Quitarse los zapatos.

- Ya desvístase, papito.
- Ya voy. Cecilia, amor.

   Tenía la confusa impresión de que las cosas no estaban sucediendo en el orden debido. Se paseaba de un lado a otro del cuarto, en calzoncillos y zapatos, y descubría con sorpresa que había llegado a un extremo del cuarto sin haber pasado nunca por los puntos intermedios. La realidad no coincidía con lo que debía ser la realidad. Si por tres veces me sale el mismo número de pasos, quiere decir que he pasado por los mismos sitios, y que por consiguiente los sitios están ahí. Cecilia, sentada en la cama con las piernas cruzadas, con los talones apoyados en lo negro del pubis, seguía narrando su vida: el senador, el gringo, la fiesta de sus quince años, cuando el mayor Vanegas -¿quién era el mayor Vanegas? -le había dicho: "ya eres una mujer". Era chévere, el mayor Vanegas, y en la cama era un tigre. Escobar, todavía enredado en sus medidas y cálculos espaciales, sintió celos del mayor Vanegas. Se sentó en la cama. Después, el viaje a Bogotá con el doctor Mahecha. ¿Quién era el doctor Mahecha? Al parecer había perdido datos esenciales de la historia. ¿Mil hombres? No tenía celos suficientes. ¿Cómo contar la historia de mil hombres en una sola noche, o inclusive en mil noches? Cecilia se perdía en sus recuerdos, se iba por caminos laterales, historias paralelas, parentescos: el ahijado del doctor Mahecha, que tenía los ojos de Roberto Carlos. ¿Quién era Roberto Carlos? ¿Y quién era el ahijado del doctor Mahecha? Scherezada, en sus noches, debía contar historias parecidas: la historia de los tres ahijados del doctor Mahecha.

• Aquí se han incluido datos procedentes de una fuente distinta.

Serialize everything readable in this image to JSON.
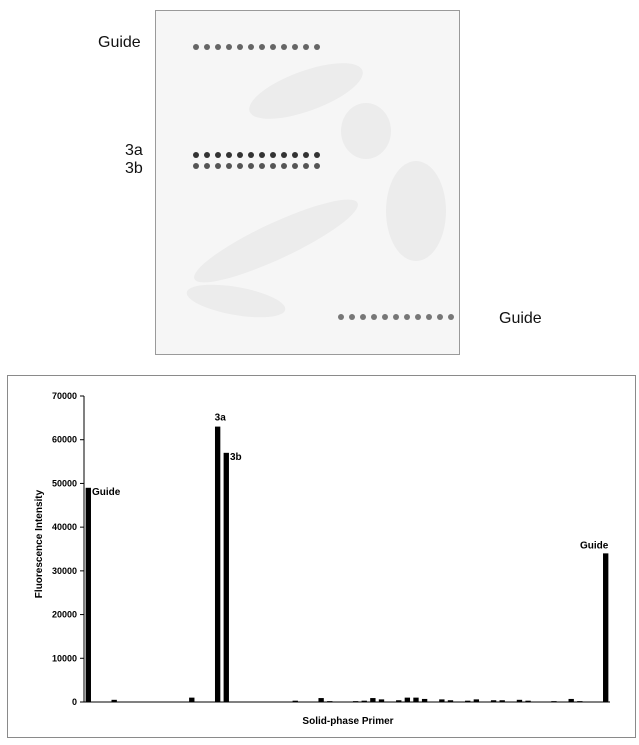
{
  "array_image": {
    "labels": {
      "guide_top": "Guide",
      "row_3a": "3a",
      "row_3b": "3b",
      "guide_bottom": "Guide"
    }
  },
  "chart_data": {
    "type": "bar",
    "title": "",
    "xlabel": "Solid-phase Primer",
    "ylabel": "Fluorescence Intensity",
    "ylim": [
      0,
      70000
    ],
    "yticks": [
      "0",
      "10000",
      "20000",
      "30000",
      "40000",
      "50000",
      "60000",
      "70000"
    ],
    "grid": false,
    "legend": "none",
    "bar_color": "#000000",
    "values": [
      49000,
      0,
      0,
      500,
      0,
      0,
      0,
      0,
      0,
      0,
      0,
      0,
      1000,
      0,
      0,
      63000,
      57000,
      0,
      0,
      0,
      0,
      0,
      0,
      0,
      300,
      0,
      0,
      900,
      200,
      0,
      100,
      200,
      300,
      900,
      600,
      0,
      400,
      1000,
      1000,
      700,
      0,
      600,
      400,
      0,
      300,
      600,
      0,
      400,
      400,
      0,
      500,
      300,
      0,
      100,
      200,
      0,
      700,
      200,
      0,
      0,
      34000
    ],
    "annotations": [
      {
        "index": 0,
        "text": "Guide"
      },
      {
        "index": 15,
        "text": "3a"
      },
      {
        "index": 16,
        "text": "3b"
      },
      {
        "index": 60,
        "text": "Guide"
      }
    ]
  }
}
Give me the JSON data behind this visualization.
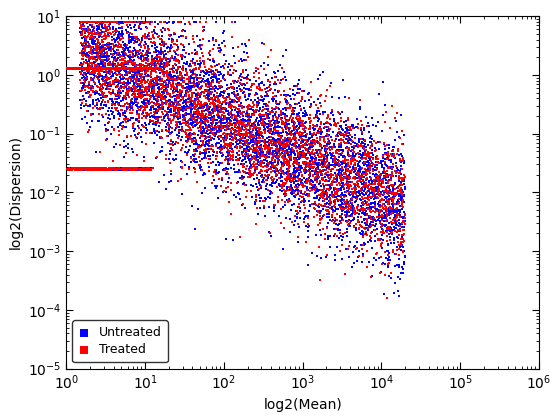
{
  "title": "",
  "xlabel": "log2(Mean)",
  "ylabel": "log2(Dispersion)",
  "xlim_log": [
    1.0,
    1000000.0
  ],
  "ylim_log": [
    1e-05,
    10.0
  ],
  "legend_labels": [
    "Treated",
    "Untreated"
  ],
  "colors": [
    "red",
    "blue"
  ],
  "marker": "s",
  "marker_size": 3,
  "background_color": "#ffffff",
  "seed": 42,
  "xticks": [
    1,
    10,
    100,
    1000,
    10000,
    100000,
    1000000
  ],
  "yticks": [
    1e-05,
    0.0001,
    0.001,
    0.01,
    0.1,
    1,
    10
  ]
}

   Escobar empezó a besarle el cuello, sin mucho esfuerzo le quitó la blusa, le besó las axilas, los senitos puntudos. Le metió la mano entre las piernas. Cecilia interrumpió por fin su historia.

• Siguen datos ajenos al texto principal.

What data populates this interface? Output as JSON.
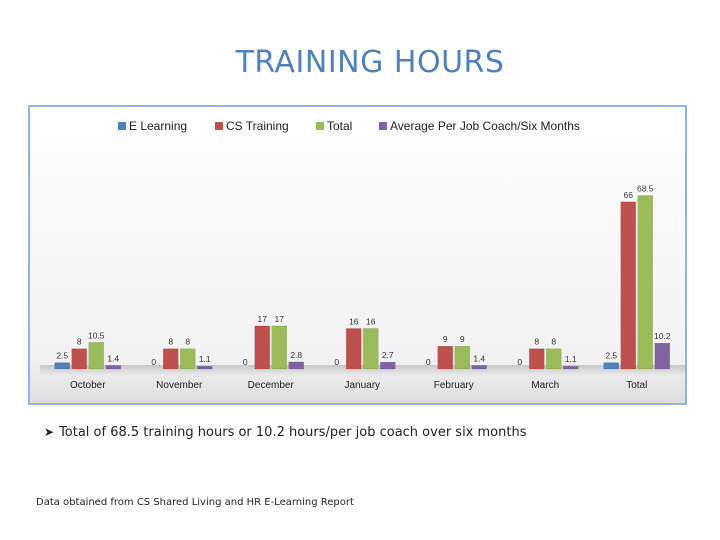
{
  "slide": {
    "title": "TRAINING HOURS",
    "bullet": "Total of 68.5 training hours or 10.2 hours/per job coach over six months",
    "footnote": "Data obtained from CS Shared Living and HR E-Learning Report"
  },
  "chart_data": {
    "type": "bar",
    "categories": [
      "October",
      "November",
      "December",
      "January",
      "February",
      "March",
      "Total"
    ],
    "series": [
      {
        "name": "E Learning",
        "color": "#4f81bd",
        "values": [
          2.5,
          0,
          0,
          0,
          0,
          0,
          2.5
        ],
        "labels": [
          "2.5",
          "0",
          "0",
          "0",
          "0",
          "0",
          "2.5"
        ]
      },
      {
        "name": "CS Training",
        "color": "#c0504d",
        "values": [
          8,
          8,
          17,
          16,
          9,
          8,
          66
        ],
        "labels": [
          "8",
          "8",
          "17",
          "16",
          "9",
          "8",
          "66"
        ]
      },
      {
        "name": "Total",
        "color": "#9bbb59",
        "values": [
          10.5,
          8,
          17,
          16,
          9,
          8,
          68.5
        ],
        "labels": [
          "10.5",
          "8",
          "17",
          "16",
          "9",
          "8",
          "68.5"
        ]
      },
      {
        "name": "Average Per Job Coach/Six Months",
        "color": "#8064a2",
        "values": [
          1.4,
          1.1,
          2.8,
          2.7,
          1.4,
          1.1,
          10.2
        ],
        "labels": [
          "1.4",
          "1.1",
          "2.8",
          "2.7",
          "1.4",
          "1.1",
          "10.2"
        ]
      }
    ],
    "ylim": [
      0,
      75
    ],
    "legend": "top",
    "grid": false,
    "title": "",
    "xlabel": "",
    "ylabel": ""
  }
}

- Ay papito. . . Me puso toda aceleradita -dijo.

   La abrazó, tendida sobre la cama, aplastando sus senos calientes con su pecho, respirando el olor penetrante de su pelo, pesando sobre ella con su sexo. Pero bajo los calzoncillos -pues seguía con los calzoncillos y los zapatos puestos no sentía nada: un silencio. Pensó que había tomado demasiado trago, o había mezclado trago, o estaba demasiado emocionado. Bajo su peso el cuerpo liso y delgado de Cecilia se retorcía. Se acomodó mejor encima de ella, para darse más juego. La vio abrir sus ojos líquidos:

- ¿Y eso qué le pasa? Ya métala, papito, ya métala.

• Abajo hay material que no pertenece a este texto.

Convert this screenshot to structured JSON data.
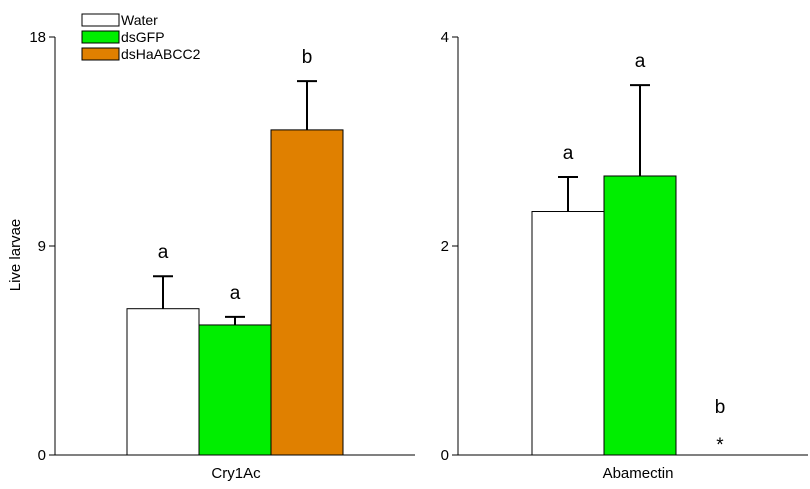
{
  "legend": [
    {
      "label": "Water",
      "color": "#ffffff"
    },
    {
      "label": "dsGFP",
      "color": "#00ee00"
    },
    {
      "label": "dsHaABCC2",
      "color": "#e08000"
    }
  ],
  "chart_data": [
    {
      "type": "bar",
      "categories": [
        "Cry1Ac"
      ],
      "xlabel": "Cry1Ac",
      "ylabel": "Live larvae",
      "ylim": [
        0,
        18
      ],
      "yticks": [
        "0",
        "9",
        "18"
      ],
      "series": [
        {
          "name": "Water",
          "values": [
            6.3
          ],
          "errors": [
            1.4
          ],
          "annotation": "a"
        },
        {
          "name": "dsGFP",
          "values": [
            5.6
          ],
          "errors": [
            0.35
          ],
          "annotation": "a"
        },
        {
          "name": "dsHaABCC2",
          "values": [
            14.0
          ],
          "errors": [
            2.1
          ],
          "annotation": "b"
        }
      ]
    },
    {
      "type": "bar",
      "categories": [
        "Abamectin"
      ],
      "xlabel": "Abamectin",
      "ylabel": "",
      "ylim": [
        0,
        4
      ],
      "yticks": [
        "0",
        "2",
        "4"
      ],
      "series": [
        {
          "name": "Water",
          "values": [
            2.33
          ],
          "errors": [
            0.33
          ],
          "annotation": "a"
        },
        {
          "name": "dsGFP",
          "values": [
            2.67
          ],
          "errors": [
            0.87
          ],
          "annotation": "a"
        },
        {
          "name": "dsHaABCC2",
          "values": [
            0
          ],
          "errors": [
            0
          ],
          "annotation": "b",
          "marker": "*"
        }
      ]
    }
  ]
}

   Calma. Es el trago. Vamos por partes. Cecilia dejó de moverse para toser contra el pecho de Escobar. La besó en las sienes, en los párpados: olía a sudor, a perfume caliente, entre jazmín y fresas. Le mordió un tendón en el cuello: la piel y la carne cedieron bajo sus dientes, y ella se quejó. Le acarició con la mejilla la curva de los senos, le mordisqueó los oscuros pezones erguidos, lamió el sabor salado entre sus senos, le besó el ombligo, liso y hondo, hundió su boca en el nido mullido y aromático de su sexo entreabierto. Pero en el silencio de sus calzoncillos las cosas no mejoraban. Calma. Es el trago. Calma. Hay que darle tiempo al tiempo.

- Cecilia.
- Ay, ole, métala.
- ¿Me quieres?
- Ay, ole, métala.
- Mientras no me digas que me quieres, no.
- Ay, métala ya, no joda. . . Escobar se mantuvo firme.
- No. Mientras no me digas que me quieres, no.
- Ay, ole. . . Bueno, lo quiero, pero métala ya papito. ¿oquei?

   Oquei, pero no era fácil. Cecilia le bajó los calzoncillos: entre sus dedos frescos le cogió los testículos y el miembro arrugado y dormido, que se encogió todavía más bajo el contacto. ¿Es que no se le para?

   Lo tomó con dos dedos, por la punta, echándole un rápido vistazo pericial. Escobar también lo miró, enroscado en sí mismo, con su ojito de cíclope bien apretado, como un gato dormido.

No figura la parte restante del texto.